Il male è banale, perciò non si riesce a perdonare. Incredibile, ma vero, non si riesce a lasciarlo andare. Il male che subisci ti appare sempre molto più grave di quello che fai. Però, ma lo capisci dopo, dal male che fai non c’è via d’uscita. Almeno da sola, no. Questo il romanzo lo riconosce, allora questa non è la storia evidente di Emilia Innocenti, Marta Vargas e tante loro coetanee, questa è tutt’altro, è l’affresco sublime e antico, con tante figure mirabili sullo sfondo, essenziali, autorevoli, solenni, i veri eroi, le vere eroine di questo racconto, rispondono ai nomi della dottoressa Gilda Pavulli in arte Frau Direktorin, delle educatrici Sara, Rita, Vilma, la Pandolfi, perché l’unica vera risposta è l’amore.

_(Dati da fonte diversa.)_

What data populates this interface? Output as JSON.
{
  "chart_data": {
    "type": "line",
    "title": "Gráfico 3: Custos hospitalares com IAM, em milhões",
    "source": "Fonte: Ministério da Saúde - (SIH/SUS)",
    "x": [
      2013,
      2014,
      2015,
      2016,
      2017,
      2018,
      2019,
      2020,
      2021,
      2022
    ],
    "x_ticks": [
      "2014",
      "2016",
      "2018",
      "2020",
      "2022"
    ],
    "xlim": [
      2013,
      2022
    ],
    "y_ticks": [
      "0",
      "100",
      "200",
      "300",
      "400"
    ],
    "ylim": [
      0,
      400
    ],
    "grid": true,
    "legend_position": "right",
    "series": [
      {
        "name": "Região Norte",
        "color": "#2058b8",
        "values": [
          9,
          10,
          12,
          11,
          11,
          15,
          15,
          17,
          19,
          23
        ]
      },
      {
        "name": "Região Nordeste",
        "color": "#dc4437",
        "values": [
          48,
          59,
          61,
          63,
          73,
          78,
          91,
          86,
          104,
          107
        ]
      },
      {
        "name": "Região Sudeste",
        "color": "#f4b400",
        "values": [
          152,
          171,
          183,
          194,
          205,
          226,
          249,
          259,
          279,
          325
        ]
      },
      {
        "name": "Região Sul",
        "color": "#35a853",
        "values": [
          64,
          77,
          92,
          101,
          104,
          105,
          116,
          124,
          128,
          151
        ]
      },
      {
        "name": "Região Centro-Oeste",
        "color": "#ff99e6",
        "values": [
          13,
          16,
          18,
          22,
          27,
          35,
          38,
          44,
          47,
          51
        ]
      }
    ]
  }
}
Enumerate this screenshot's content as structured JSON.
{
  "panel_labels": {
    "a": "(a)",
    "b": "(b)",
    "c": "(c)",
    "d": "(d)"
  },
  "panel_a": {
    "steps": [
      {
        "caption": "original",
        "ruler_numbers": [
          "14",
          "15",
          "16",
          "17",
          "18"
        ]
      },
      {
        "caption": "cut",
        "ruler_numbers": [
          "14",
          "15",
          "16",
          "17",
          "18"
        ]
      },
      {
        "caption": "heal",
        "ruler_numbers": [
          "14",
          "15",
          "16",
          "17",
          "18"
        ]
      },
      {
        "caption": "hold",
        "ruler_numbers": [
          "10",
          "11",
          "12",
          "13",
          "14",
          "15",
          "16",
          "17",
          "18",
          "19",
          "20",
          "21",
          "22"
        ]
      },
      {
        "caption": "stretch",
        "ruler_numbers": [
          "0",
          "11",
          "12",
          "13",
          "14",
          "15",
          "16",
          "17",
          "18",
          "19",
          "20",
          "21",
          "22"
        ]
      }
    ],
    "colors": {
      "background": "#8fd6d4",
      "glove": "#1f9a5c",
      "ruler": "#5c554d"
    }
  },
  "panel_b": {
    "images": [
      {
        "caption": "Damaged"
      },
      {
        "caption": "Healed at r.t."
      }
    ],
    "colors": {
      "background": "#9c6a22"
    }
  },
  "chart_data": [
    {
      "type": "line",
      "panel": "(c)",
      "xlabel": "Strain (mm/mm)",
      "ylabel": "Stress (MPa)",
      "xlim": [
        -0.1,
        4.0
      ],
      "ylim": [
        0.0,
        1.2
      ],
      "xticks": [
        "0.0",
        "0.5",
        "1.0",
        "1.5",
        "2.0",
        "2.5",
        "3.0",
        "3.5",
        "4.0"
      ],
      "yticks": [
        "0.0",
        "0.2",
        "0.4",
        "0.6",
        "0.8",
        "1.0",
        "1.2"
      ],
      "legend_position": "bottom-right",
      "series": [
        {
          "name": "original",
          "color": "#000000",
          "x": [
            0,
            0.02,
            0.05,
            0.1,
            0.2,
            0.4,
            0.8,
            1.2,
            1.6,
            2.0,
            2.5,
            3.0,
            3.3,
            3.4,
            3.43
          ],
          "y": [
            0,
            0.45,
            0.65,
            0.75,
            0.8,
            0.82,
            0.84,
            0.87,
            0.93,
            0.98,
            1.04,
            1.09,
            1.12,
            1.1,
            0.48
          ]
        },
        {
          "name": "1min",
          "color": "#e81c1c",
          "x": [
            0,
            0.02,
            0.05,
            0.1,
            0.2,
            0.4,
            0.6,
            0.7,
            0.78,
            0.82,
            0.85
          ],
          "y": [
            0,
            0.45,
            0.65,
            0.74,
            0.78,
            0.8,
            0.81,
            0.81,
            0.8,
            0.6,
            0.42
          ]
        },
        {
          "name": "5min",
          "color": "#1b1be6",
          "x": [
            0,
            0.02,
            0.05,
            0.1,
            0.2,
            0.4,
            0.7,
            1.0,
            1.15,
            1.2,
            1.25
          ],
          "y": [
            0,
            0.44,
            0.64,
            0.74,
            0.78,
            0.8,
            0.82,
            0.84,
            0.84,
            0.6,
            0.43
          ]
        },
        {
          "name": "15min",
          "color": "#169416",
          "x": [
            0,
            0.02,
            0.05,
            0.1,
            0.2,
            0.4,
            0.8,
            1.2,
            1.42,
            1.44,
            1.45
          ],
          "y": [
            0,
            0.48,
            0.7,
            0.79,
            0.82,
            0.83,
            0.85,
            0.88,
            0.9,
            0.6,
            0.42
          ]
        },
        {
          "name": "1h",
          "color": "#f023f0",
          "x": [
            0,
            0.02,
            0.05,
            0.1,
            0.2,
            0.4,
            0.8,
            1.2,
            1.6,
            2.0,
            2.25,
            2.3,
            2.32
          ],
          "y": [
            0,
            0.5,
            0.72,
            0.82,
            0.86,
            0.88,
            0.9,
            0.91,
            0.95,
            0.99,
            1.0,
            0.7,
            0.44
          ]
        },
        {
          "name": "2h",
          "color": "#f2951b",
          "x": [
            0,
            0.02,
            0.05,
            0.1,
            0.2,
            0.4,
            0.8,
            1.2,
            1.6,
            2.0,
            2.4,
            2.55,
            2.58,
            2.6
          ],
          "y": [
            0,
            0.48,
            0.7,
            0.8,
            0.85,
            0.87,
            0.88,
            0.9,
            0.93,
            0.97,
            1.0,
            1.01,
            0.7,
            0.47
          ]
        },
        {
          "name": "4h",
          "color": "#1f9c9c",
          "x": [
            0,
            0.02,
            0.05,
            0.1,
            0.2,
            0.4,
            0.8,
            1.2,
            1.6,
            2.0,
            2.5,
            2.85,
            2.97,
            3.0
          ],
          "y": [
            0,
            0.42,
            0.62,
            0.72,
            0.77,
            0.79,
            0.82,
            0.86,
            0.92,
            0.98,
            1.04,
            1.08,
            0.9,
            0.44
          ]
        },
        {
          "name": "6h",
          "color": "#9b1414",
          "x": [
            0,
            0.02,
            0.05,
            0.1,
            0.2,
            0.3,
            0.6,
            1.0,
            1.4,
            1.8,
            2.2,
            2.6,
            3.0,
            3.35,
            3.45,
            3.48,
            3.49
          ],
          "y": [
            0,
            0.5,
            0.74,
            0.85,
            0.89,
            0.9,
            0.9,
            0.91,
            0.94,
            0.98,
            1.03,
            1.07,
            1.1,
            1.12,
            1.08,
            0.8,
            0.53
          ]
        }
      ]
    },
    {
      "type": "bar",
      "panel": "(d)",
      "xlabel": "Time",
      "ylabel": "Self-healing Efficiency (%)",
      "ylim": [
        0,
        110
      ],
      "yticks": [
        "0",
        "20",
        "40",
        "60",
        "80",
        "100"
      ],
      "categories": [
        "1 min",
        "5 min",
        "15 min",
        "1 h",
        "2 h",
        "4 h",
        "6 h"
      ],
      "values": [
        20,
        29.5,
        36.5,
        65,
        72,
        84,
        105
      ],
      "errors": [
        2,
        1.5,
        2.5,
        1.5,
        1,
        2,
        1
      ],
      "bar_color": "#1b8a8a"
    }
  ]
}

Radicalmente, e senza stacchi pubblicitari. Se ami una persona, non puoi prescindere da quello che è, ed è stata. Non puoi suddividerla in parti, scegliere solo quelle che ti fanno comodo. Devi accettarla intera. L’amore è la cura, il solo che lascia traccia, che innalza vertiginosamente la temperatura di un pezzo freddo di acciaio, portandolo al punto di fusione, rendendolo incandescente, forgiandolo a forma di cuore, rosso e non nero, così come è giusto che sia.